Müslümanların araçsallaşması
Umran dergisi son günlerde öne çıkan tartışmaları 'Ahlak, Siyaset, Neo-Vesayet' başlığı altında sayfalarına taşıdı

Dünya Bülteni/ Kültür Servisi
Son yıllarda kendisine “hizmet” hareketi adını veren Fethullah Gülen hareketi ve ona bağlı yayın kuruluşları, AK Parti hükümetinin çözüm süreci ve demokratikleşme gibi iç siyasetine; İran, İsrail ve Ortadoğu politikaları bağlamında dış siyasetine karşı amansız bir muhalefet sergiliyordu. Bu muhalefetin 17 Aralık operasyonu sonrasındaki gelişmelerle devlet kurumlarındaki bağlılarıyla birlikte sabotaj ve darbe teşebbüslerine dönüştürüldüğüne dair kanaatler oldukça yaygın. Umran dergisi siyasi iktidarı itibarsızlaştırmak amacıyla yapılan “rüşvet ve yolsuzluk operasyonu” ile ilgili iddiaların ciddiye alınarak üstünün örtülmemesi gerektiğini ifade eden yazılara yer veriyor. Polis-yargı denkleminde oluşan yapıyı dağıtmanın, meselenin çözüldüğü anlamına gelmeyeceğini vurguluyor. Aksi durumun, daha da tehlikeli bir şekilde, rüşvet ve yolsuzluk iddialarının doğru olduğu kanaatini kuvvetlendireceğine dikkat çekiyor.
Böylesi zor bir süreç insanların yazılarını, konuşmalarını ve sosyal medyadaki mesajlarını da olumsuz bir biçimde etkilemektedir. Olağan dönemlerde olduğu kadar, olağan dışı zamanlarda ve öfkelerin kabardığı anlarda da ağızlardan çıkan sözleri kulakların duyması ve sözün en güzelinin seçilmesi gerekir.
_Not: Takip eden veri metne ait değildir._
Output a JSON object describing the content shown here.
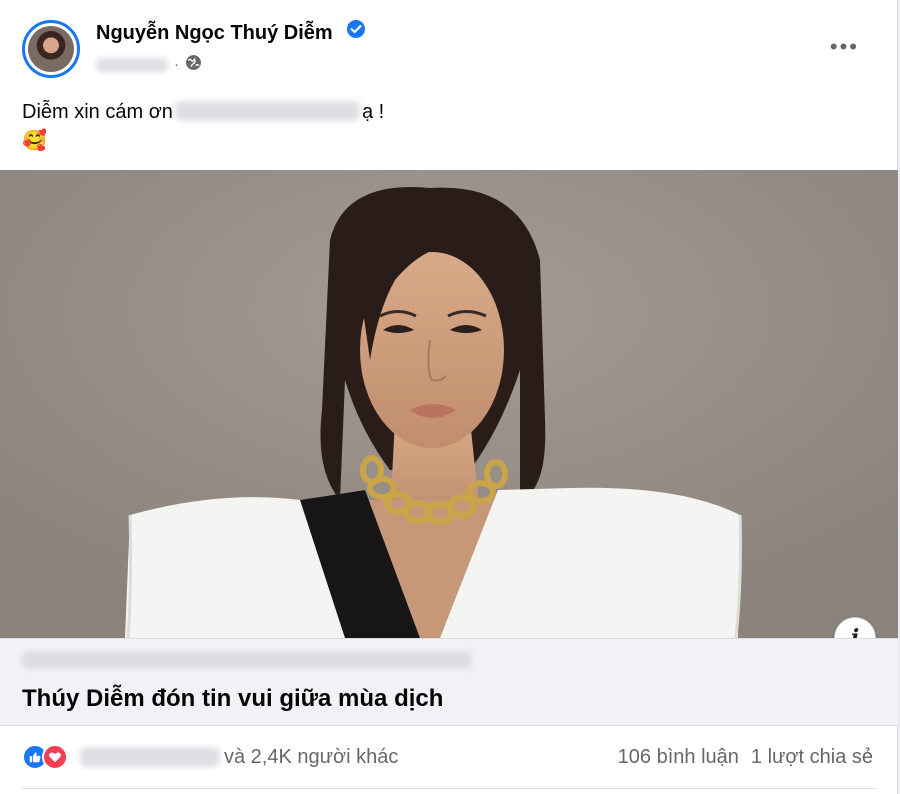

Aksi halde kızgınlıkla rastgele söylenen sözler, şeytana prim verdiği gibi, şeytani güç odaklarının müminler arasındaki sorunları daha da derinleştirmelerine, ayrışmalarına ve hatta çatışmalarına imkân sunar. Umran, bu vasatta önce ahlaklı bir dilde ısrar edilmesi gerektiğini vurgulayan yazıları gündemine alıyor. “Kardeşliği Sözden Öze Taşıma Zamanı” (Abdullah Yıldız) “Müslümanlar Arası İhtilaflardaki, Tartışmalardaki Sıkıntılar” (Şemseddin Özdemir) bu yazılardan ikisi.
Diğer taraftan AK Parti ve Fethullah Gülen hareketi arasındaki restleşme artık geri dönülemez bir sürece girmiştir. Bu restleşme gerek AK Parti gerekse Gülen hareketinin Türkiye sınırları içindeki güçlerini aşan özgül ağırlık ve hacimlerde devam etmektedir. Dolayısıyla bu restleşme ve gerginlikte “uluslararası” boyutu gözden çıkararak bir okuma yapmamız sağlıklı da değildir, olası da değildir. Bu konuda ortaya çıkan semptomlar çok net bir biçimde ortadadır. Uluslararası boyut; dışarıdan Türkiye’ye sürekli çekilmeye çalışılan dizaynda, Müslümanların araçsallaşması gibi inkar edilmez bir gerçeği faş etmektedir. Öyle görünüyor ki, küresel politikaların belirleyicileri, Türkiye’de hâlâ sıkıntıları olduğunu düşünmekte ve buna yönelik bir ‘tedbir’ alma ihtiyacı duymaktadırlar. Bu çevrelerin, giderek daha yüksek bir sesle, Başbakan Recep Tayyip Erdoğan’ın “gereğinden fazla büyüdüğünü” ve ‘frenlenmesi’ gerektiğini dillendirmeleri boşuna değildir.Dergide gündemle alakalı yazılar şunlar: “Ortadoğu’dan Kadife Darbe Kıskacında Türkiye” (Burhanettin Can), “Yolsuzluk Destekli Bir Siyasi Operasyon” (Cevat Özkaya), “Gülen Versus Erdoğan-Kim Zararlı Çıkar Bu ‘Kavga’dan?” (M. Kürşad Atalar), “Ahlakî Toplumsallık ve Güncel Politikanın Cazibesi” (Abdurrahman Babacan), “Travmatik Bir Ta(l/r)ihi Aşmak” (Mustafa Tekin), “Darbeler Kitabına Yeni Bir Korsan Baskı mı?” (Sıbğatullah Kaya) “Rüşvet ve Yolsuzluk Operasyonu Ekseninde İkili Mücadelenin Seyri” (Hasan H. Çağıran).